SFR-GNN: Simple and Fast Robust GNNs against Structural Attacks
This addresses the problem of computational inefficiency in defending GNNs against structural attacks for researchers and practitioners, though it is incremental as it builds on existing robust models.
The paper tackles the vulnerability of Graph Neural Networks (GNNs) to adversarial structural attacks by proposing SFR-GNN, a defense method that uses pre-training and contrastive learning to achieve a 24%--162% speedup over existing robust models while maintaining robustness for node classification.
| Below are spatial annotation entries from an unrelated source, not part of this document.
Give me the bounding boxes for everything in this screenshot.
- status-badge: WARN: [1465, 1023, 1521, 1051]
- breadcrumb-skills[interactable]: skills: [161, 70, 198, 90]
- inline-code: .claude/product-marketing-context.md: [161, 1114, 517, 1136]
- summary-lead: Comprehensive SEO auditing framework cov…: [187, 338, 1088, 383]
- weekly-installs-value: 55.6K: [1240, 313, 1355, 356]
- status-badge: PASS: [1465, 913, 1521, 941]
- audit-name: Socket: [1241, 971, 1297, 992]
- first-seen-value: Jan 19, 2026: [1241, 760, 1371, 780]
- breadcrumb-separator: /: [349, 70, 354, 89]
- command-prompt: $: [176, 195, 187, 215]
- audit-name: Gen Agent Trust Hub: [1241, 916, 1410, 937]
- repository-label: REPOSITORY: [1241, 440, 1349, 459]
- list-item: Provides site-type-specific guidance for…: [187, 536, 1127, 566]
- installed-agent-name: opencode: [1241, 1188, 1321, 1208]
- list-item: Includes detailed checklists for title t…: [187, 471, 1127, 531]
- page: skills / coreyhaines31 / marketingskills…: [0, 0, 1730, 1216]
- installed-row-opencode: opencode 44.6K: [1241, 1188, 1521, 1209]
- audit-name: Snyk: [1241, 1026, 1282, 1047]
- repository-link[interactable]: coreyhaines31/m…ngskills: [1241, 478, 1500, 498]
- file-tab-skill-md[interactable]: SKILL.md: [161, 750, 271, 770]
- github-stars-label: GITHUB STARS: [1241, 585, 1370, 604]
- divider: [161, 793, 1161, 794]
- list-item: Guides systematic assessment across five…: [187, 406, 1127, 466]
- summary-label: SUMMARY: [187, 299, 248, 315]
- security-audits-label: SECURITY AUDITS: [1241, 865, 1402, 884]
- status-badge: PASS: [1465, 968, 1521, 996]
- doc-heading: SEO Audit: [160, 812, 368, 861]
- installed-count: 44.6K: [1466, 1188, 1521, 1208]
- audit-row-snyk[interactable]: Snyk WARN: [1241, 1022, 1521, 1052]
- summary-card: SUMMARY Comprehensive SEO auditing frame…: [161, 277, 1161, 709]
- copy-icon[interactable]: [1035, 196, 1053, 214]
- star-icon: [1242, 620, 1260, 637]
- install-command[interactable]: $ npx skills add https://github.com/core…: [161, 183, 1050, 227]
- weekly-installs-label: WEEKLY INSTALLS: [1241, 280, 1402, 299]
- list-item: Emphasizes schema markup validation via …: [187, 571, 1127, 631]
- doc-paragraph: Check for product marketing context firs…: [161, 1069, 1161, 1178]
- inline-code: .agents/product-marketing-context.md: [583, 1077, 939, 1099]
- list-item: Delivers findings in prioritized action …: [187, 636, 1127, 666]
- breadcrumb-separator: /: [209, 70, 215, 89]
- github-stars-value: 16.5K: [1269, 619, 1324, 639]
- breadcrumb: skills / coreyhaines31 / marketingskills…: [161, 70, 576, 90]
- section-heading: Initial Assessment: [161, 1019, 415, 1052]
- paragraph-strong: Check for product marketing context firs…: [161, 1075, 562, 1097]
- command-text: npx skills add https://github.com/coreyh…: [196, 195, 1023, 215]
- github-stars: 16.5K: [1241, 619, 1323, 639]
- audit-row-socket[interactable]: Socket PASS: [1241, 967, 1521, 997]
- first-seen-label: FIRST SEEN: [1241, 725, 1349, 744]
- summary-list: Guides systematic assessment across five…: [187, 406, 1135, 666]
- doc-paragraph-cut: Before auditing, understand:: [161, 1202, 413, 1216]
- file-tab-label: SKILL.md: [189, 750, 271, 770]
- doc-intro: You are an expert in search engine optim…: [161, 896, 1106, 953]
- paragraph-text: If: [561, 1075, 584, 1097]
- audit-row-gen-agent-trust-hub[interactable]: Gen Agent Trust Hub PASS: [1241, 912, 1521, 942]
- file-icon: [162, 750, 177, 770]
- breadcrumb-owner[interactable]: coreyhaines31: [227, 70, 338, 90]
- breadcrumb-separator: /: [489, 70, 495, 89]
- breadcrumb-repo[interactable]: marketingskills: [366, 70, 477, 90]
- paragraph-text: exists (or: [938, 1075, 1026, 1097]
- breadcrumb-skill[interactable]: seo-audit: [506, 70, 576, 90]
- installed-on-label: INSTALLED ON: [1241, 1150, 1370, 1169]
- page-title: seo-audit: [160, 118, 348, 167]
Graph Neural Networks (GNNs) have demonstrated commendable performance for graph-structured data. Yet, GNNs are often vulnerable to adversarial structural attacks as embedding generation relies on graph topology. Existing efforts are dedicated to purifying the maliciously modified structure or applying adaptive aggregation, thereby enhancing the robustness against adversarial structural attacks. It is inevitable for a defender to consume heavy computational costs due to lacking prior knowledge about modified structures. To this end, we propose an efficient defense method, called Simple and Fast Robust Graph Neural Network (SFR-GNN), supported by mutual information theory. The SFR-GNN first pre-trains a GNN model using node attributes and then fine-tunes it over the modified graph in the manner of contrastive learning, which is free of purifying modified structures and adaptive aggregation, thus achieving great efficiency gains. Consequently, SFR-GNN exhibits a 24%--162% speedup compared to advanced robust models, demonstrating superior robustness for node classification tasks.